The dealer is correct if you change the wiring and put in an HID system it will void your warranty. If you research on the forum you will see options for a plug and play so to speak system. This can be removed for a trip to the dealer and you will have the much needed and improved lighting.


----------



## Sawdust (May 28, 2002)

I think the biggest change to worry about in wiring is that on the hid lights, the drl's use the high beams. In the halogen, the drl's are the main lights.

This would have to be corrected as the hids can not run on half power.


----------



## N2OIL (Apr 22, 2006)

Agree you need to put the HID's in the low beam lights not bright. And the 55w kit is needed for the computer to have a sustained load to carry. The 35w kit will cause issues.


----------



## nater (Apr 10, 2000)

Sawdust said:


> I think the biggest change to worry about in wiring is that on the hid lights, the drl's use the high beams. In the halogen, the drl's are the main lights.
> 
> This would have to be corrected as the hids can not run on half power.


A relay will fix that issue.

But for those that are planning on dropping in a "kit". Don't even think about it. Those halogen headlights aren't exactly the most efficient lamps already. Put HIDs in them and you're asking for trouble.

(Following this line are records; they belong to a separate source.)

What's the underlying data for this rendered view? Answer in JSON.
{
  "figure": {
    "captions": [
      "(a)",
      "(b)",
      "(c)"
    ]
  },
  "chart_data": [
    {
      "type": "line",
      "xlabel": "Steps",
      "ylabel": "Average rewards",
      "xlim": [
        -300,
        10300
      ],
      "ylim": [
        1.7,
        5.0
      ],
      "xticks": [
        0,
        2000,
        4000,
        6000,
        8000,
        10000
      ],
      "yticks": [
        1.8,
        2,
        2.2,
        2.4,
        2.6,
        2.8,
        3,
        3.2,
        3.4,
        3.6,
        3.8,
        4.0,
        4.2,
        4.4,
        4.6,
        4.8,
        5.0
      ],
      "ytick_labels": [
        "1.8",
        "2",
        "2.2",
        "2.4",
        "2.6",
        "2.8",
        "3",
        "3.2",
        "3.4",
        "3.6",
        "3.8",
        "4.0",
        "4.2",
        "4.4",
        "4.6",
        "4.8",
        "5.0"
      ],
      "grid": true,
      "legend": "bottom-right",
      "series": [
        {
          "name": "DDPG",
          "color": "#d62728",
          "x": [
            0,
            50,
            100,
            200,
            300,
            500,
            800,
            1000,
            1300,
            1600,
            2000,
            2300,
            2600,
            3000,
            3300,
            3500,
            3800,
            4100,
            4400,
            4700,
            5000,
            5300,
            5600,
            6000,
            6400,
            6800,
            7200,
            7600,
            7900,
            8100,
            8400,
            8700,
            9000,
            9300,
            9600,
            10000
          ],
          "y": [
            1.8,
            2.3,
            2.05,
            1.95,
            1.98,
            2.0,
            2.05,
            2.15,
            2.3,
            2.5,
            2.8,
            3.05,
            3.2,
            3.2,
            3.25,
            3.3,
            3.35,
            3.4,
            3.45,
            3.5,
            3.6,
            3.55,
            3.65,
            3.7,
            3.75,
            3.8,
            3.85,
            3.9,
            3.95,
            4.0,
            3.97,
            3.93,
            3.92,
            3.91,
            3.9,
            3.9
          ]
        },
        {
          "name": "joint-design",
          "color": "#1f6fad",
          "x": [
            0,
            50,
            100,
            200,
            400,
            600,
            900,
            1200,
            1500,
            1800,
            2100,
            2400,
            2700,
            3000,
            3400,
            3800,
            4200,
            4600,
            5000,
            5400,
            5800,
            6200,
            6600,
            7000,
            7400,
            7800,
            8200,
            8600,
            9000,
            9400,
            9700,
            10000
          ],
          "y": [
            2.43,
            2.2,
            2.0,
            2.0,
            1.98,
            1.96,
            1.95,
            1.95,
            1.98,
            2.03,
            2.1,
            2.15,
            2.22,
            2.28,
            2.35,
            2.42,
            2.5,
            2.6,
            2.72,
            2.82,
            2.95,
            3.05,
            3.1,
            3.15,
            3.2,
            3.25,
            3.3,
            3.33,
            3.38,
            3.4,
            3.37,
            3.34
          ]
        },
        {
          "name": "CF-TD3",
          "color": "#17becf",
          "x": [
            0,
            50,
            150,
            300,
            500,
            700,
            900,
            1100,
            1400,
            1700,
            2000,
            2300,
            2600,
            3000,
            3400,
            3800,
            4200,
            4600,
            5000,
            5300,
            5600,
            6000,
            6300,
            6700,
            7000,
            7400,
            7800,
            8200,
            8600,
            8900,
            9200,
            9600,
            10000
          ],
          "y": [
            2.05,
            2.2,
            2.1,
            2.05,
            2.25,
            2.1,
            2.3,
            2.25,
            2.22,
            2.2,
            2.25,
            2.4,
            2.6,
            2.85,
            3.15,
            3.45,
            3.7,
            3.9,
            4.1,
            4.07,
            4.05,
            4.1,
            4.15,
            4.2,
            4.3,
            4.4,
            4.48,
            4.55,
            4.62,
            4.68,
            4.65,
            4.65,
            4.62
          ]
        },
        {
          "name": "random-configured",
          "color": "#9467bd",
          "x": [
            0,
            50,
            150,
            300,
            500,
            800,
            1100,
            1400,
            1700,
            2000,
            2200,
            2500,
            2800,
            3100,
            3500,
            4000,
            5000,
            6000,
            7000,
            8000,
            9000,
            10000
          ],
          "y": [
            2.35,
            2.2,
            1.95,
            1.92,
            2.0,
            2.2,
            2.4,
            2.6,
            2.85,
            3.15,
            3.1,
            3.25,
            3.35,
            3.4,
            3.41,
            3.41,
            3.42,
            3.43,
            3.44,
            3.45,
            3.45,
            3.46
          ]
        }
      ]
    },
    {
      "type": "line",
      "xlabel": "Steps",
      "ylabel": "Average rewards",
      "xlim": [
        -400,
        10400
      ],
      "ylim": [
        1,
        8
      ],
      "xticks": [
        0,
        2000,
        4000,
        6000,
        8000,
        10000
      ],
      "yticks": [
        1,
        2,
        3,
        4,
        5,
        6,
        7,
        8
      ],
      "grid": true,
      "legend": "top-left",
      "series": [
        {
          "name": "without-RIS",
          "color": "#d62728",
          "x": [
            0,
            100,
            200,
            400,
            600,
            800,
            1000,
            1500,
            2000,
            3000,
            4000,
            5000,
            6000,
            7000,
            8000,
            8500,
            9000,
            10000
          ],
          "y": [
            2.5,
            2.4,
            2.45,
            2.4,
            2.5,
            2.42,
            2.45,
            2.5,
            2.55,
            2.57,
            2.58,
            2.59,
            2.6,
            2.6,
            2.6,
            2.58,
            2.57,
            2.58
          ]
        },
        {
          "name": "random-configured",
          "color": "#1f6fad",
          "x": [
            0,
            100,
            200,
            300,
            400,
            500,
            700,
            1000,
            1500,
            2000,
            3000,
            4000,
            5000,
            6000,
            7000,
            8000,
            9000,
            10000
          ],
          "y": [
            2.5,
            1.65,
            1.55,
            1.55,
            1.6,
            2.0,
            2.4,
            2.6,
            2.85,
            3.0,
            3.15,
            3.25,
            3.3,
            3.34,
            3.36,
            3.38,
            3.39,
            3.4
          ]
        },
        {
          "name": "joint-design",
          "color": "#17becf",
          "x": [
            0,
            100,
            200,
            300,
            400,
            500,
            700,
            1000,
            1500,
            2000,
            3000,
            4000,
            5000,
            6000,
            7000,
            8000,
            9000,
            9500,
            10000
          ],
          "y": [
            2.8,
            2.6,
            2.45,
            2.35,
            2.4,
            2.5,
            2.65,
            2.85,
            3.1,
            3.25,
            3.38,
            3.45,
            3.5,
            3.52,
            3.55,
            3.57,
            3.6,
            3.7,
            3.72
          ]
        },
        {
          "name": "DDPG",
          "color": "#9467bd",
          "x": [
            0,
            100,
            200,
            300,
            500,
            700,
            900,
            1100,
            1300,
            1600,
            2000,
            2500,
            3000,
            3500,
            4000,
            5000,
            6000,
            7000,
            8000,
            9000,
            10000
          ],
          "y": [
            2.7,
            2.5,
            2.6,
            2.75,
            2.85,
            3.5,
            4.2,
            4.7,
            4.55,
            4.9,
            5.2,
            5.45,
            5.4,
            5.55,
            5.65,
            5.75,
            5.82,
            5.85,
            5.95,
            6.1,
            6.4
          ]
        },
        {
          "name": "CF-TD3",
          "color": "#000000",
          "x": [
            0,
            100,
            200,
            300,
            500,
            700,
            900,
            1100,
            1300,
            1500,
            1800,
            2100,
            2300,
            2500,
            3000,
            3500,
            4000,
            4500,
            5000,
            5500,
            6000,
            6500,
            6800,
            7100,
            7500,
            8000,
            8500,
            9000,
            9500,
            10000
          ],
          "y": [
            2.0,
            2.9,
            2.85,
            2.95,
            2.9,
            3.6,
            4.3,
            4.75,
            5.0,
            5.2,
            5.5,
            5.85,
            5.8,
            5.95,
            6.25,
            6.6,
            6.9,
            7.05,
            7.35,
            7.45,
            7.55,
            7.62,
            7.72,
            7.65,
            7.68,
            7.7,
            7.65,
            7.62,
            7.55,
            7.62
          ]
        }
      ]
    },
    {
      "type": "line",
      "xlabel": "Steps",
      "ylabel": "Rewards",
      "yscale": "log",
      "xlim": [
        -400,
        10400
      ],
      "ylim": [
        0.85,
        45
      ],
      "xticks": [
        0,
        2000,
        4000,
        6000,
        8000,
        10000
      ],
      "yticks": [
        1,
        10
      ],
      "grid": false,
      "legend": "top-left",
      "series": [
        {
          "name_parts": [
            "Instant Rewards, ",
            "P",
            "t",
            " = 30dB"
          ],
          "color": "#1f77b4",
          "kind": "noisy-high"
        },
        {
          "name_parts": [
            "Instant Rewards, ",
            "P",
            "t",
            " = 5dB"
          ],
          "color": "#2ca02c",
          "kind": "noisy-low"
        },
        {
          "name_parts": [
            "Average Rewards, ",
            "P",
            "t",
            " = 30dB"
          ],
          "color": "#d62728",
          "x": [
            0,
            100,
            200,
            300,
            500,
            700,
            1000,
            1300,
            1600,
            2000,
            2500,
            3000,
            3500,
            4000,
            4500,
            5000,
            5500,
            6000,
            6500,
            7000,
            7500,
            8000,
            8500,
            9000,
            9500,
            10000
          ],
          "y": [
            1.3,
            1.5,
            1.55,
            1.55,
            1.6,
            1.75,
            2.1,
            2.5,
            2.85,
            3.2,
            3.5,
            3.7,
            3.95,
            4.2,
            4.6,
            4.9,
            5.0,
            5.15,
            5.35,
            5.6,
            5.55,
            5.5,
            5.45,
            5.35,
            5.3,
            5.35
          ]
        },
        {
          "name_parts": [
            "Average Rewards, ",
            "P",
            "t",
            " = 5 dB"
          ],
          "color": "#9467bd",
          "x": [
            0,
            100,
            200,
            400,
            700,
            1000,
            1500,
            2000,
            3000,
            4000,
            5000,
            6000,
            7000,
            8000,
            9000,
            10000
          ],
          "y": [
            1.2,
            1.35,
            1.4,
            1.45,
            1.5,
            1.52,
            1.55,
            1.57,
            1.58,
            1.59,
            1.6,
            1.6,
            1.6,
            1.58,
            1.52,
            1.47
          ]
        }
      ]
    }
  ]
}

Since this thread is talking about dropping in the OEM HIDs I'll reiterate my first comment - wire up with a relay and bypass the worry of low voltage. :thumbup:


----------



## redzone98 (Jun 10, 2004)

is the harness the same for the Halogen and the HID assemblies ?


----------



## nater (Apr 10, 2000)

redzone98 said:


> is the harness the same for the Halogen and the HID assemblies ?


If you're asking me, I'll only speculate that they are different. They always have been (comparing US-spec to US-spec). Even B5.5 halogen US Passat was much different than the B5.5 W8 (US spec, OEM HIDs).

So, my guess is they have to be different - but not by much. That is, if you're comparing the actual PINS in the harness...and not the gauge or length of wire in the wire loom...that's an entirely different issue that I've got no knowledge on - again just speculation.


----------



## TCM GLX (Jan 2, 2000)

So did anyone do the OEM swap or not....?

I already did HID drop in's to the factory assembly, and it works fine. Better light color, but I would still like to eventually step up to the full blown OEM HID.


----------